Neşet Sabit: “Demin otelin merdivenlerinden çıkarken tuhaf bir baş dönmesi hissettim. Bana öyle geldi ki ayağımı bastığım her basamak, halkla benim aramdaki uçurumu bir parça daha derinleştiriyor. Tersyüzü geri dönüp arkamda bıraktığım bu uçuruma atılmak istedim: ta ki onlara karışayım ve içinde bulunduğumuz bu yapma âlemi onların arasından, onların gözüyle uzaktan seyredeyim diye… Fakat düşündüm ki…”

Neşet Sabit, İmparatorluğun yıkılmasından sonra kurulan Cumhuriyet’te beklediğini bulamamış bir aydını temsil eder ve sadece düşünmektedir. Değerlidir, temizdir ancak çıkışsızdır. İmtiyazsız ve sınıfsız kaynaşmış bir kitleyi var edebileceklerini düşünür. İnanır ve hayaller kurar… Romanın son bölümü bu hayal üzerinedir. Yazdığı tiyatro bunu anlatmaktadır.

“Göz alabildiğine köpüklenmiş bir deniz manzarasını andıran pamuk tarlaları, bunların küçücük kavuklara benzeyen kozaları, bunlar arasında dolaşan ve bunları toplayıp küfelere yerleştiren köylülerin neşeli şarkıları; bunların sıra sıra vagonlar içinde fabrikalara doğru seyahatleri bir süttai neşidenin ruha ferah veren epizotları gibiydi. (144)

Türk işçileri Avrupa’daki arkadaşlarının bir vakitler bazı bozuk ekonomi ve endüstri devrinde çektikleri mihnet ve meşakkati çekemekteydiler. Zira, devletçilik sistemi bunları patron denilen egemen bir efendinin emri altında çalışan ve adına “proletarya” denilen bir emekçi sınıfı haline girmekten koruyordu. (145)

Büyük bir kısmı İçtimai Mükellefiyet Teşkilatının kooperatif şubeleriyle toplulaştırılmış bu köylüler, kolektif şeklinde çalışıp yaşıyorlardı. İlk zamanlarda çok sıkıntı çektiler.

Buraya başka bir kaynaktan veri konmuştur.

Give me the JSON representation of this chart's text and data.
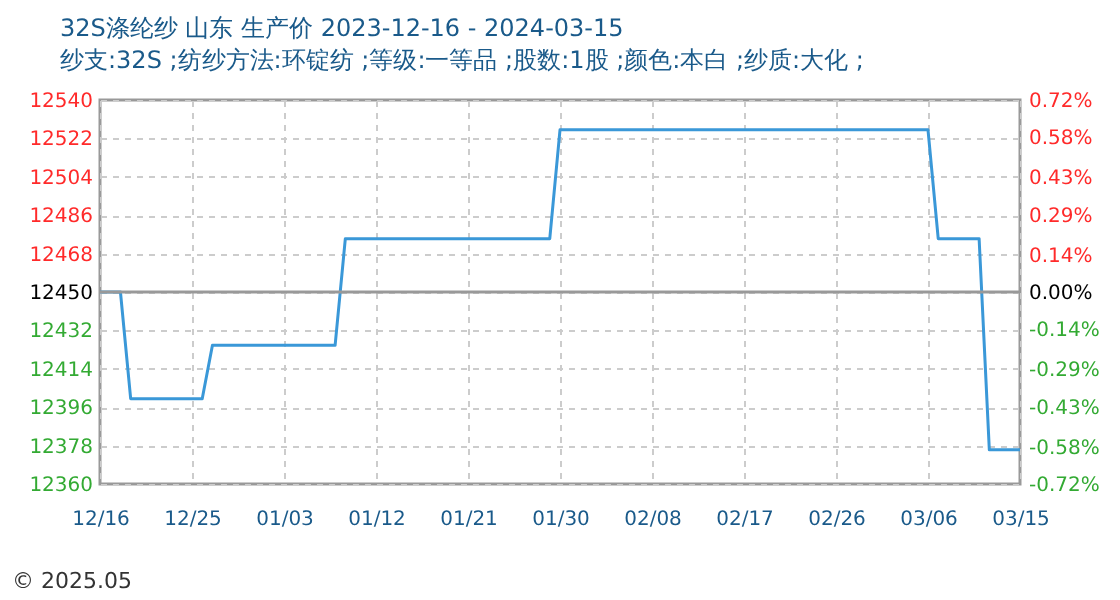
{
  "chart_data": {
    "type": "line",
    "title": "32S涤纶纱 山东 生产价 2023-12-16 - 2024-03-15",
    "subtitle": "纱支:32S ;纺纱方法:环锭纺 ;等级:一等品 ;股数:1股 ;颜色:本白 ;纱质:大化 ;",
    "x": [
      "2023-12-16",
      "2023-12-18",
      "2023-12-19",
      "2023-12-26",
      "2023-12-27",
      "2024-01-08",
      "2024-01-09",
      "2024-01-29",
      "2024-01-30",
      "2024-03-06",
      "2024-03-07",
      "2024-03-11",
      "2024-03-12",
      "2024-03-15"
    ],
    "series": [
      {
        "color": "#3a98d8",
        "values": [
          12450,
          12450,
          12400,
          12400,
          12425,
          12425,
          12475,
          12475,
          12526,
          12526,
          12475,
          12475,
          12376,
          12376
        ]
      }
    ],
    "xlim": [
      "2023-12-16",
      "2024-03-15"
    ],
    "xticks": [
      {
        "value": "2023-12-16",
        "label": "12/16"
      },
      {
        "value": "2023-12-25",
        "label": "12/25"
      },
      {
        "value": "2024-01-03",
        "label": "01/03"
      },
      {
        "value": "2024-01-12",
        "label": "01/12"
      },
      {
        "value": "2024-01-21",
        "label": "01/21"
      },
      {
        "value": "2024-01-30",
        "label": "01/30"
      },
      {
        "value": "2024-02-08",
        "label": "02/08"
      },
      {
        "value": "2024-02-17",
        "label": "02/17"
      },
      {
        "value": "2024-02-26",
        "label": "02/26"
      },
      {
        "value": "2024-03-06",
        "label": "03/06"
      },
      {
        "value": "2024-03-15",
        "label": "03/15"
      }
    ],
    "ylim": [
      12360,
      12540
    ],
    "yticks": [
      12360,
      12378,
      12396,
      12414,
      12432,
      12450,
      12468,
      12486,
      12504,
      12522,
      12540
    ],
    "y2lim": [
      -0.72,
      0.72
    ],
    "y2ticks": [
      {
        "value": -0.72,
        "label": "-0.72%"
      },
      {
        "value": -0.58,
        "label": "-0.58%"
      },
      {
        "value": -0.43,
        "label": "-0.43%"
      },
      {
        "value": -0.29,
        "label": "-0.29%"
      },
      {
        "value": -0.14,
        "label": "-0.14%"
      },
      {
        "value": 0,
        "label": "0.00%"
      },
      {
        "value": 0.14,
        "label": "0.14%"
      },
      {
        "value": 0.29,
        "label": "0.29%"
      },
      {
        "value": 0.43,
        "label": "0.43%"
      },
      {
        "value": 0.58,
        "label": "0.58%"
      },
      {
        "value": 0.72,
        "label": "0.72%"
      }
    ],
    "ref_lines": [
      {
        "axis": "y",
        "value": 12450,
        "color": "#999999"
      }
    ],
    "grid": true,
    "line_style": "solid",
    "marker": "none",
    "annotations": [
      "© 2025.05"
    ]
  }
}
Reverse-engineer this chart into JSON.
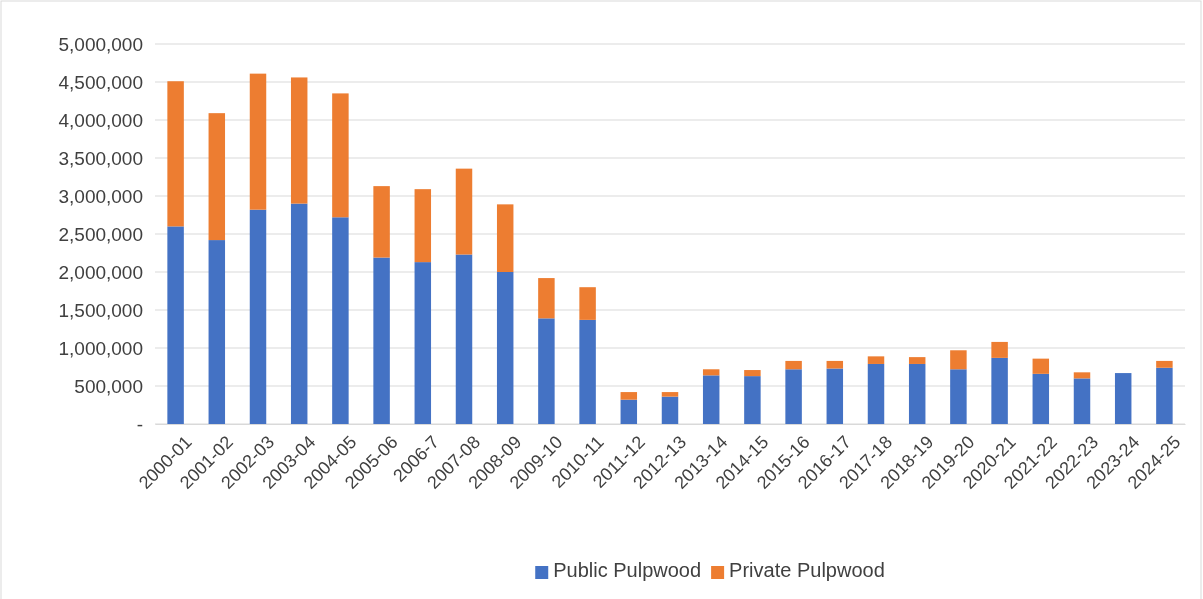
{
  "chart_data": {
    "type": "bar",
    "stacked": true,
    "categories": [
      "2000-01",
      "2001-02",
      "2002-03",
      "2003-04",
      "2004-05",
      "2005-06",
      "2006-7",
      "2007-08",
      "2008-09",
      "2009-10",
      "2010-11",
      "2011-12",
      "2012-13",
      "2013-14",
      "2014-15",
      "2015-16",
      "2016-17",
      "2017-18",
      "2018-19",
      "2019-20",
      "2020-21",
      "2021-22",
      "2022-23",
      "2023-24",
      "2024-25"
    ],
    "series": [
      {
        "name": "Public Pulpwood",
        "color": "#4472c4",
        "values": [
          2600000,
          2420000,
          2820000,
          2900000,
          2720000,
          2190000,
          2130000,
          2230000,
          2000000,
          1390000,
          1370000,
          320000,
          360000,
          640000,
          630000,
          720000,
          730000,
          790000,
          790000,
          720000,
          870000,
          660000,
          600000,
          670000,
          740000
        ]
      },
      {
        "name": "Private Pulpwood",
        "color": "#ed7d31",
        "values": [
          1910000,
          1670000,
          1790000,
          1660000,
          1630000,
          940000,
          960000,
          1130000,
          890000,
          530000,
          430000,
          100000,
          60000,
          80000,
          80000,
          110000,
          100000,
          100000,
          90000,
          250000,
          210000,
          200000,
          80000,
          0,
          90000
        ]
      }
    ],
    "ylim": [
      0,
      5000000
    ],
    "yticks": [
      {
        "value": 0,
        "label": "-"
      },
      {
        "value": 500000,
        "label": "500,000"
      },
      {
        "value": 1000000,
        "label": "1,000,000"
      },
      {
        "value": 1500000,
        "label": "1,500,000"
      },
      {
        "value": 2000000,
        "label": "2,000,000"
      },
      {
        "value": 2500000,
        "label": "2,500,000"
      },
      {
        "value": 3000000,
        "label": "3,000,000"
      },
      {
        "value": 3500000,
        "label": "3,500,000"
      },
      {
        "value": 4000000,
        "label": "4,000,000"
      },
      {
        "value": 4500000,
        "label": "4,500,000"
      },
      {
        "value": 5000000,
        "label": "5,000,000"
      }
    ],
    "grid": "y",
    "legend": "bottom"
  }
}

Birkaç defa dağılma alâmetleri gösterdiler. Fakat şehirlilerle köylüler arasında alışveriş şartları, rasyonel bir sistemle düzenlendikten sonra, hepsi emeklerinin mükâfatını görmeye ve hepsinin yüzü gülmeye başladı. Bunların, her Pazar gününün akşamında kadınlı erkekli, çoluklu çocuklu şen kalabalıklar halinde şarkılar söyleyerek köylerine dönüşlerini seyretmek başlı başına bir zevkti. Artık bunlar arasında eski gibi kirli paçavralara sarılmış dilenci kıyafetinde, hasta sakat, sıtmalı ve kavruk köylülere hiç rast gelinmiyordu. Bir defa İçtimai Mükellefiyet teşkilatının genç hekimleri tarafından bunların yedikleri yemekler, yattıkları yerler üstünde daimi bir kontrol tesis edildiği gibi, ayrıca, haftada bir kere de muayeneye tâbi tutuluyordu. Sonra yalnız köylüler için kurulmuş büyük istihlak kooperatiflerinde giyim ve kuşama ait şeyler devlet fabrikalarından o kadar ucuza satılıyordu ki, her köylü bir aylık ekonomisiyle bütün bir yıl için tepeden tırnağa giyip donanabilmek imkânını kolaylıkla temin ediyordu.” (147)

Yazı uzadı fakat yerimiz de yenimiz de dar. Ancak Yakup Kadri’nin kitabın 1964’teki üçüncü baskısında son bölüm için yazdıklarına kulak vermesek olmaz.

“Kitabın birinci bölümünde belirtmeye çalıştığım Milli Mücadele ruhundan hemen hiçbir iz bulamıyorum. Ya son bölümde hayalini kurduğum Türkiye’nin gerçekleşmesine doğru bir gelişme olmuş mudur? Ben, zamanla bir gün gelip öleceğini aklımdan bile geçirmediğim Atatürk’ün öncülüğü ve rehberliğiyle bu ideal Türkiye’ye yirmi yıl içinde varacağımızı umuyordum. Şimdi o yirmi yıl üstünden bir yirmi yıl daha geçmiş bulunuyor. Fakat biz, sosyal kültürel ve ekonomik devrim şartları bakımından, hala romanımın ikinci bölümünde verdiğim ve karikatürize yaptığım Ankara’nın içinde tepinip durmaktayız.”